Struthiomimus (Osborn, 1917) è un teropode del cretaceo superiore nordamericano appartenente al gruppo degli ornithomimosauri. Essi si distinguono per il cranio "simile" a quello degli uccelli (cranio piccolo, rostro allungato, presenza di becco senza denti, orbite grandi), corpo slanciato, collo relativamente lungo, arti anteriori snelli e lunghi, con mani munite di dita prensili, arti posteriori con struttura metatarsale e adattati alla corsa (per maggiori informazioni, consultare una fonte migliore di questa.

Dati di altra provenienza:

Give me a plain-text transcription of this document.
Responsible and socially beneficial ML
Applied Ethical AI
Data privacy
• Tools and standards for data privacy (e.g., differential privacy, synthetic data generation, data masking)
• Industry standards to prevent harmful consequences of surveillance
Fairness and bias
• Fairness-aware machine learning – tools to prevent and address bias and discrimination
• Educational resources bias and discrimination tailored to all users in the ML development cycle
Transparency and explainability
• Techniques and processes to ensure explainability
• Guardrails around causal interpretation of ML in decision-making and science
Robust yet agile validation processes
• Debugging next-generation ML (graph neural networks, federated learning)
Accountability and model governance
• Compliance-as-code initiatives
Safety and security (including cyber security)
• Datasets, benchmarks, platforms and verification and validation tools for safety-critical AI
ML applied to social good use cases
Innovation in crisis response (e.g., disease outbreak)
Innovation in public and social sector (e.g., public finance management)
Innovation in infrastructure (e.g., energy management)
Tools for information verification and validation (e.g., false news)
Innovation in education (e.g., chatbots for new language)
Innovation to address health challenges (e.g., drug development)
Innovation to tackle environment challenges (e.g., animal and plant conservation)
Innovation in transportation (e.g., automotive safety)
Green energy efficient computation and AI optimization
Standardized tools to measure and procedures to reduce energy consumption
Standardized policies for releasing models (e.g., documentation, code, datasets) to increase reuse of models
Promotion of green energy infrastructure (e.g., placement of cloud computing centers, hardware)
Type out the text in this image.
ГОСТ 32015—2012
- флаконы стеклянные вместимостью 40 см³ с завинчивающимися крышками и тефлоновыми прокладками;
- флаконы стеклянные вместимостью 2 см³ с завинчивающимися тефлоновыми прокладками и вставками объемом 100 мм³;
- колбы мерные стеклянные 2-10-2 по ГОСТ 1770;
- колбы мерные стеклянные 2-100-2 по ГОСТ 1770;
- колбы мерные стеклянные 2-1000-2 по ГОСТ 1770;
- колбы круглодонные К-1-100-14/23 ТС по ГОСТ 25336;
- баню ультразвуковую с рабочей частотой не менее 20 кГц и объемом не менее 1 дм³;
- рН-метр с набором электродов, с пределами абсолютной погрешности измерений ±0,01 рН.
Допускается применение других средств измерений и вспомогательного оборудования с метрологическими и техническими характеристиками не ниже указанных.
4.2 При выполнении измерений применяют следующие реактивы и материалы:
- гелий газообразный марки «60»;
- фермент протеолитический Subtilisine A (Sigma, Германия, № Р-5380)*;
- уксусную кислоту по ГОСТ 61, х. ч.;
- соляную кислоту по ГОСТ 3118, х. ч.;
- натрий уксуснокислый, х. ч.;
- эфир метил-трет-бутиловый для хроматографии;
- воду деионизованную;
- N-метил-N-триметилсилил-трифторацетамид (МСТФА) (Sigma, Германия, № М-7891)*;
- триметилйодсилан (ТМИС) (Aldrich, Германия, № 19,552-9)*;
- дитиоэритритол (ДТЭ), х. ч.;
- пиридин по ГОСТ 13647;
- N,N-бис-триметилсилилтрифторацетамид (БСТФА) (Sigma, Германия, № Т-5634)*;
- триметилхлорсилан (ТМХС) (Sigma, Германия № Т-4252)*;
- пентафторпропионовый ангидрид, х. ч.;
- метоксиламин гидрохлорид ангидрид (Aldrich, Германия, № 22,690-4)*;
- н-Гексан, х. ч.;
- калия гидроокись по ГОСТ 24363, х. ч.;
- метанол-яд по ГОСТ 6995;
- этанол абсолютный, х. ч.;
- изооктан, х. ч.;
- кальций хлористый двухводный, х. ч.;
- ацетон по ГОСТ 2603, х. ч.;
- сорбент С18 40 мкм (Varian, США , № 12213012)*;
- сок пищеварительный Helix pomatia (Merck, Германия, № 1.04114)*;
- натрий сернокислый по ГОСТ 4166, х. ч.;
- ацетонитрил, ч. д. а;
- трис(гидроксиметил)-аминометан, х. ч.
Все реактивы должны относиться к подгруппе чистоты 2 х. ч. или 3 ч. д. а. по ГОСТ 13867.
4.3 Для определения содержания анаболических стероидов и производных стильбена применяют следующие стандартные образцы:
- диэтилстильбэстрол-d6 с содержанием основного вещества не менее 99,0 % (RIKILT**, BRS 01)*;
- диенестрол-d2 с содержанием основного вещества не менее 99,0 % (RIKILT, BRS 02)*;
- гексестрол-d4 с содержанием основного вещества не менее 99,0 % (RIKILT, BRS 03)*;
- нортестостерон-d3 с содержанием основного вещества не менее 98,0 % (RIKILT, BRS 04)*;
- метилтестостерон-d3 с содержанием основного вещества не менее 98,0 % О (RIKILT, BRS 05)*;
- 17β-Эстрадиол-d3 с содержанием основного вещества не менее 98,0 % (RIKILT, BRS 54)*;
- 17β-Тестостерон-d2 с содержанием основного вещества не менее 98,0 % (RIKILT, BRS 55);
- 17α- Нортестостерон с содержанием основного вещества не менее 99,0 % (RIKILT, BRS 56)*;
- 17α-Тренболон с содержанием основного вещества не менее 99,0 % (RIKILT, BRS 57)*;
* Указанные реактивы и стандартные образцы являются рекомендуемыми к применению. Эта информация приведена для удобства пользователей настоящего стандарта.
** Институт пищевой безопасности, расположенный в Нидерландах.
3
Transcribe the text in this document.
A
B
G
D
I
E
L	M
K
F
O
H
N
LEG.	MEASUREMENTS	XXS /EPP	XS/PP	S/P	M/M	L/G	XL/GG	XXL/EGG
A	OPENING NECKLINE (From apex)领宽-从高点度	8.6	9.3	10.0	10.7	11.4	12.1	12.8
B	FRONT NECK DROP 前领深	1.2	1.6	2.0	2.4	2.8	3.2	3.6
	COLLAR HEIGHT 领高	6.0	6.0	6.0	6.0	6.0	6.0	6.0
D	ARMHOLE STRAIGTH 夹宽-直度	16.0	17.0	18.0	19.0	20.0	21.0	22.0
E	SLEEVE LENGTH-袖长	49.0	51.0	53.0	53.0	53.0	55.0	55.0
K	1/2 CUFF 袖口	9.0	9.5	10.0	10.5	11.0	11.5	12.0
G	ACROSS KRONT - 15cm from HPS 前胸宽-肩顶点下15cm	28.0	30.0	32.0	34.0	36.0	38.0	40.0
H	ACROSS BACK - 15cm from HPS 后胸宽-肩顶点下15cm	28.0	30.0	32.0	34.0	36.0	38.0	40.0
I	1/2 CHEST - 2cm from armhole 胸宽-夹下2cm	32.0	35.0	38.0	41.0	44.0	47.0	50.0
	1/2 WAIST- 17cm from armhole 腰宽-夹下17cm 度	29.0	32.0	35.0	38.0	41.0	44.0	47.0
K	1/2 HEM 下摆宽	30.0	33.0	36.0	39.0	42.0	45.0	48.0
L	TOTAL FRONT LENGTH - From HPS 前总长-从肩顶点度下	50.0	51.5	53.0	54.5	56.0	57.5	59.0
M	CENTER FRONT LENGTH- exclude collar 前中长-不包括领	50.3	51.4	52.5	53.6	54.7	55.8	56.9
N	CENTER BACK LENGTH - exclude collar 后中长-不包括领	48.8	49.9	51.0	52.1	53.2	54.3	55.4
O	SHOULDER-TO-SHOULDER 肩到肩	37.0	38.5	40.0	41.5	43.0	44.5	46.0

Paleostories non è un blog specialistico sui dinosauri).
Pur essendo complessivamente molto diverso  per le dimensioni, la postura bipede e l’aspetto generale, Struthiomimus presenta alcuni aspetti che possono collegarlo al nostro bizzarro arboricolo.

Disegno dello scheletro di Struthiomimus.
Cinto pettorale di Struthiomimus.
Nella sua struttura generale, il cinto del camaleonte presenta notevoli similitudini con quello dei dinosauri.
Nicholls e Russell, in uno studio di dettaglio sul cinto di Struthiomimus (1985), fanno addirittura notare come “in effetti, il cinto pettorale di Chamaeleo ricorda così tanto la condizione tipica dei teropodi che l’unica ovvia differenza è data dalle dimensioni
Ma una somiglianza ancora più stretta è presente tra i camaleonti e Struthiomimus:  come in questi rettili attuali, in Struthiomimus il cinto è modificato tale da presentare un cinto secondario molto ridotto. Come nel camaleonte, la scapola di Struthiomimus è piuttosto allungata e poco espansa dorsalmente. Le clavicole sono assenti, così come l'interclavicola (anche se queste mancanze potrebbero essere il risultato di cause tafonomiche), e lo sterno è meno piatto e sviluppato che in altri dinosauri, e articolato in maniera tale da risultare quasi in linea con il coracoide (questa è una differenza sostanziale con il camaleonte, ma il risultato funzionale è comunque simile). 
Nicholls e Russel (1985) interpretano queste modificazioni come indice di una mobilità elevata per quanto riguarda il cinto pettorale di questo animale.
  
Ma le similitudini non si fermano qui.

La maggior parte dei rettili arboricoli attuali, come Anolis, le iguane o i gechi, hanno una struttura della “mano” non particolarmente modificata, con in genere mani e piedi simili, piatti, spesso con dita larghe e corte (gechi) oppure con dita di varia lunghezza, sottili e distanziate l'una dall'altra.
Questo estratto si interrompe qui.